Dans certains cas, le protocole permet à tout Etat de fixer une limite de responsabilité plus élevée dans sa législation nationale, sous réserve de notifier cette limite – ou même l'absence de limite, le cas échéant – au secrétaire général de l'Organisation maritime internationale.

Pourquoi fixer une limitation à la responsabilité des transporteurs ? C'est un principe ancien du droit maritime qui trouve son origine dans les « risques de mer » et dans l'idée que les activités maritimes sont d'intérêt général. Bien que les plafonds aient été progressivement relevés, aucun assureur dans le domaine maritime ne se déclare à l'heure actuelle en mesure de couvrir, de manière illimitée, la responsabilité des transporteurs, y compris dans le domaine du transport de passagers.

C'est aussi une autre avancée du protocole de 2002 : les transporteurs sont désormais obligés de souscrire une assurance. Elle ne peut avoir une limite inférieure à 250 000 DTS. Afin de garantir l'efficacité de ce dispositif, l'Etat du pavillon doit délivrer ou viser un certificat attestant qu'une telle assurance est en cours de validité. Un modèle de certificat est annexé au protocole. Par ailleurs, les Etats parties doivent interdire l'exploitation des navires battant leur pavillon s'ils ne sont pas munis du certificat. Ils doivent également s'assurer que tout navire faisant escale dans l'un de leurs ports en dispose. Enfin, le protocole permet de former directement une demande de réparation contre l'assureur, ce qui permettra de faciliter l'indemnisation des victimes.

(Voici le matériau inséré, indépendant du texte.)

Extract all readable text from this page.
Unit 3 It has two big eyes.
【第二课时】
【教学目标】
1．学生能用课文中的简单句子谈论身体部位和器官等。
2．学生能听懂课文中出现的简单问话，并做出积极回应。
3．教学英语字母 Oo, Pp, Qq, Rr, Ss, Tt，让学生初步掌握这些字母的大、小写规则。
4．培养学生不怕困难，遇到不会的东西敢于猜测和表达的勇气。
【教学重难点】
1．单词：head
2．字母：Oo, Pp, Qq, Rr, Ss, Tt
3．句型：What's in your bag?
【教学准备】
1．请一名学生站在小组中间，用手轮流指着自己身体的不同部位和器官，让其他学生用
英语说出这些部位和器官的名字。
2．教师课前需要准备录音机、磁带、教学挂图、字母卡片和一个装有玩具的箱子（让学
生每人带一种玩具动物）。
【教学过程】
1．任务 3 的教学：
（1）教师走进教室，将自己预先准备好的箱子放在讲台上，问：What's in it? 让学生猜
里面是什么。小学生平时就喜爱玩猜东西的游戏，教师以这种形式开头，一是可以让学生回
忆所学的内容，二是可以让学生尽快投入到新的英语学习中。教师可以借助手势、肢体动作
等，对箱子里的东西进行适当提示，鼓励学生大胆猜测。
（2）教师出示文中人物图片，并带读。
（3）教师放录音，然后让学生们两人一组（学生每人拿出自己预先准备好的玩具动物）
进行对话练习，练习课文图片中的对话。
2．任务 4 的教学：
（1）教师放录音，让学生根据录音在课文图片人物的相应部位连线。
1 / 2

Sur tous ces points, le protocole de 2002 comporte des avancées significatives par rapport à la convention d'Athènes initiale. Cela dit, pour apprécier pleinement la portée du protocole, il faut aussi prendre en compte son articulation avec d'autres instruments juridiques pertinents dans le domaine du droit maritime. Il me semble que trois points méritent d'être cités en particulier.

Tout d'abord, la convention d'Athènes permet au transporteur de se prévaloir des limites de responsabilité prévues par une autre convention, plus généraliste, dite « LLMC » suivant son acronyme anglo-saxon. Il s'agit de la convention sur la limitation de responsabilité en matière de créances maritimes – « Limitation of Liability for Maritime Claims ». Comme les modes de calcul des plafonds ne sont pas les mêmes dans le cadre des deux conventions, celle d'Athènes amendée et la « LLMC », le transporteur aura la possibilité de se prévaloir du montant qui lui est le plus favorable, c'est-à-dire le moins élevé.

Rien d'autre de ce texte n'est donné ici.